Em uma noite antes do jantar e depois de uma tarde inteira de aula, as mãos do garoto estavam um pouco roxas, doloridas e cansadas, provavelmente, mas ainda serviam para afagar Iza. Ficou, então, um tempo sentado no chão, acariciando a gata como se aliviasse sua tensão. Iza deu um pulo e foi até o banco do piano e miou como se chamasse Louis para tocar. Louis fixou seus olhos na gata que continuava a miar. Foi até ela, colocou-a em seu colo, sentou-se frente ao piano... e começou a tocar. Percebeu suas mãos, sentiu que suas mãos estavam vivas, e faziam movimentos suaves quase que sem querer. Louis fechou seus olhos e continuava a tocar... tão sublime. Louis chorava e tocava uma bela canção, em ritmo alegre. Sua boca não se movia, não sorria. Engoliu em seco, talvez para aliviar o nó que se dava em sua garganta... e chorava!, tocava!, e chorava! Seus pais correram para vê-lo tocar, e ficaram imóveis em um abraço terno, contagiados pela música, observando o garoto tocando tão bem.
Na manhã seguinte, Louis acordou bem cedo com o som dos pássaros. Ficou parado, embaixo de sua coberta, como quem se decidia entre voltar ao sono ou levantar. Iza dormia em seus pés. Decidiu levantar e olhar pela janela. Sula segurava suas lágrimas cinza em cima de Tibia. Tibia carregava o presente verde de seu filho Crunor. Fafnar – Suon a castigue! – e seus raios irritados lutavam contra a triste Sula, no céu, para se aparecer. Crunor e seus filhos se faziam presentes por todos os lugares... Os pássaros cantavam em volta das árvores e as flores dançavam junto às gramas; que vestiam um vestido cor de luta – Ou, quem sabe, cor de uma noite de amor! – entre Sula e Nornur. Ficou parado, embaixo de seu pensamento, como quem se decidia entre voltar à cama ou ir ao jardim. Iza também levantou e se esfregou nas pernas de Louis, como se dissesse “Bom dia!”. Decidiu ir ao jardim.

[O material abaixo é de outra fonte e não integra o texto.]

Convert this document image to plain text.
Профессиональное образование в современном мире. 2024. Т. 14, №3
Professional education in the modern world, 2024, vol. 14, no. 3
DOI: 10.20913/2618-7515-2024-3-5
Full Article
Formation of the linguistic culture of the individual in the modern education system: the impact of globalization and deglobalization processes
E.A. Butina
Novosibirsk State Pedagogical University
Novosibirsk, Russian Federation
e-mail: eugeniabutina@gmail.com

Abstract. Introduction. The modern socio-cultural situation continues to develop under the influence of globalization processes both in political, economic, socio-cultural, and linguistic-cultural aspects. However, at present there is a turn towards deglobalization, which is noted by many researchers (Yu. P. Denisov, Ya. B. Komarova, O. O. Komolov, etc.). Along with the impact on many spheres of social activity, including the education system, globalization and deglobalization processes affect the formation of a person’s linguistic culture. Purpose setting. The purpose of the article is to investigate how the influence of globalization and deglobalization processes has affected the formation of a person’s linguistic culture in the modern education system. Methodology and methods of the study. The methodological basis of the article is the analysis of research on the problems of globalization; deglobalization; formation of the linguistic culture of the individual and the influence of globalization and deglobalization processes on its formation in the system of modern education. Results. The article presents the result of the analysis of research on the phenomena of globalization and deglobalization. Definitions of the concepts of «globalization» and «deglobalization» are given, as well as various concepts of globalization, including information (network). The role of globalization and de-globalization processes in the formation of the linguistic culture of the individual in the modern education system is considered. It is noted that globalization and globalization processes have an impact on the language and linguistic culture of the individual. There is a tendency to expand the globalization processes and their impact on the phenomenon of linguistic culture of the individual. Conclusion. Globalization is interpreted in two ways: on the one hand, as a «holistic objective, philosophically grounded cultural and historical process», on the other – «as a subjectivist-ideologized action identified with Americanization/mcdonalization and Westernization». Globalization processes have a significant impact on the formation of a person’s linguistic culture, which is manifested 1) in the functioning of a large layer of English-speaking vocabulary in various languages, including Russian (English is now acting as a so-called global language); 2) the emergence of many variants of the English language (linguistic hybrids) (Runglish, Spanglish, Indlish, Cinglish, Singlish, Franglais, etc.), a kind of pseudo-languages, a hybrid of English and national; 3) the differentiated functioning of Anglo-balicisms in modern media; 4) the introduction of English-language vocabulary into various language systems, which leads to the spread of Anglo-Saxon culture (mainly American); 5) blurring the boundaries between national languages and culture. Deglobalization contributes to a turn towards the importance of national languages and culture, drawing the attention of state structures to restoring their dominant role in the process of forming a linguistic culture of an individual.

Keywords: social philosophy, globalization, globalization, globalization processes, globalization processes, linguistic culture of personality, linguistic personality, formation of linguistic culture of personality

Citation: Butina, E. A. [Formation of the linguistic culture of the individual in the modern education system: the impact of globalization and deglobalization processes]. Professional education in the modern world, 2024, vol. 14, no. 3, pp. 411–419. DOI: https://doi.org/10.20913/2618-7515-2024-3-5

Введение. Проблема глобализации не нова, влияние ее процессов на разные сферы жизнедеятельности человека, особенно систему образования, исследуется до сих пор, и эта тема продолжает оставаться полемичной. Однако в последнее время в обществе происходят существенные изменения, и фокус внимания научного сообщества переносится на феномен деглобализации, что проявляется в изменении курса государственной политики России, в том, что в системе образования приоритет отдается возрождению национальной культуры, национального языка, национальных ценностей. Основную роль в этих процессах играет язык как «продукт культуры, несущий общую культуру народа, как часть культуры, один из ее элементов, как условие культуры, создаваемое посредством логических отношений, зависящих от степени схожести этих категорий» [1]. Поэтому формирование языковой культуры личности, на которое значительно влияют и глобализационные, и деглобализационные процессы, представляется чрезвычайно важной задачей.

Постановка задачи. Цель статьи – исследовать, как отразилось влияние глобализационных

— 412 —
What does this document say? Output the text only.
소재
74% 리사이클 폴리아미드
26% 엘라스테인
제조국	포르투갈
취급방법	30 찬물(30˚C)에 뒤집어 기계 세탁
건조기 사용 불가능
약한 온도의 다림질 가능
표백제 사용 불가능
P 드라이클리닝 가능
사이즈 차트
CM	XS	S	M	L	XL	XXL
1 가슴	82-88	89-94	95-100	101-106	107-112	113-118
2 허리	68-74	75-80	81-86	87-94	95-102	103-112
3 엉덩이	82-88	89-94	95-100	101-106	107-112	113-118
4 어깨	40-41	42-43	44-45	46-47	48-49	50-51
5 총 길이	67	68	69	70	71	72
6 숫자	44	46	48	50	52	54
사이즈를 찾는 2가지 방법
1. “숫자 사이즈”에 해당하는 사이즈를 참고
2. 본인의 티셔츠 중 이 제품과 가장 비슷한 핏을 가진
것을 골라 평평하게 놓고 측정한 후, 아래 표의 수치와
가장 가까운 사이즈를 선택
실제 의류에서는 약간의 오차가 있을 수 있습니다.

Desceu as escadas silenciosamente – Iza também o fez –. E quando chegou ao jardim, com menosprezo, olhou as nuvens carregadas, como quem torcia para o sol ganhar a batalha, e, sem cortesia, ouviu a canção dos pássaros, como quem pedia silêncio, e, com vulgar indiferença, sentiu o vento frio que obrigava as flores a dançar, como quem implorava voltar ao seu quarto quente, e, com medo, molhou seus pés no orvalho. Viu um machado fincado em uma árvore, e, como se a árvore pedisse socorro, correu em direção a ela e puxou, com esforço, o machado de seu caule formoso. Iza miou. Segurou o pesado machado nas mãos com sacrifício, mas logo o sustentou em uma só mão, e, como quem deixasse, no chão, seu menosprezo, sua grosseria e sua indiferença um sorriso surgiu-lhe no rosto. Caminhou, ainda com o machado na mão, em direção a casa, e, agora, com cortesia, despediu-se do sol, das nuvens, das flores e dos pássaros com o mesmo sorriso – Iza fizera o mesmo, com graciosidade –.
Ficou frente ao piano, parado, como quem se decidia entre quebrá-lo ou quebrá-lo. Gritou, entusiasmado, e começou a quebrar o piano com o machado... E chorava!, e quebrava!, e sorria!, e gargalhava! Gargalhava! O som parecia-lhe tão belo quanto ao que tinha tocado na noite anterior! Tão mais sublime! E o garoto, cansado, chorando e rindo, ficou ali, no chão, sentado, ainda segurando o machado. O grito, o barulho, fez seus pais acordarem, que logo desceram as escadas para ver o que estava acontecendo.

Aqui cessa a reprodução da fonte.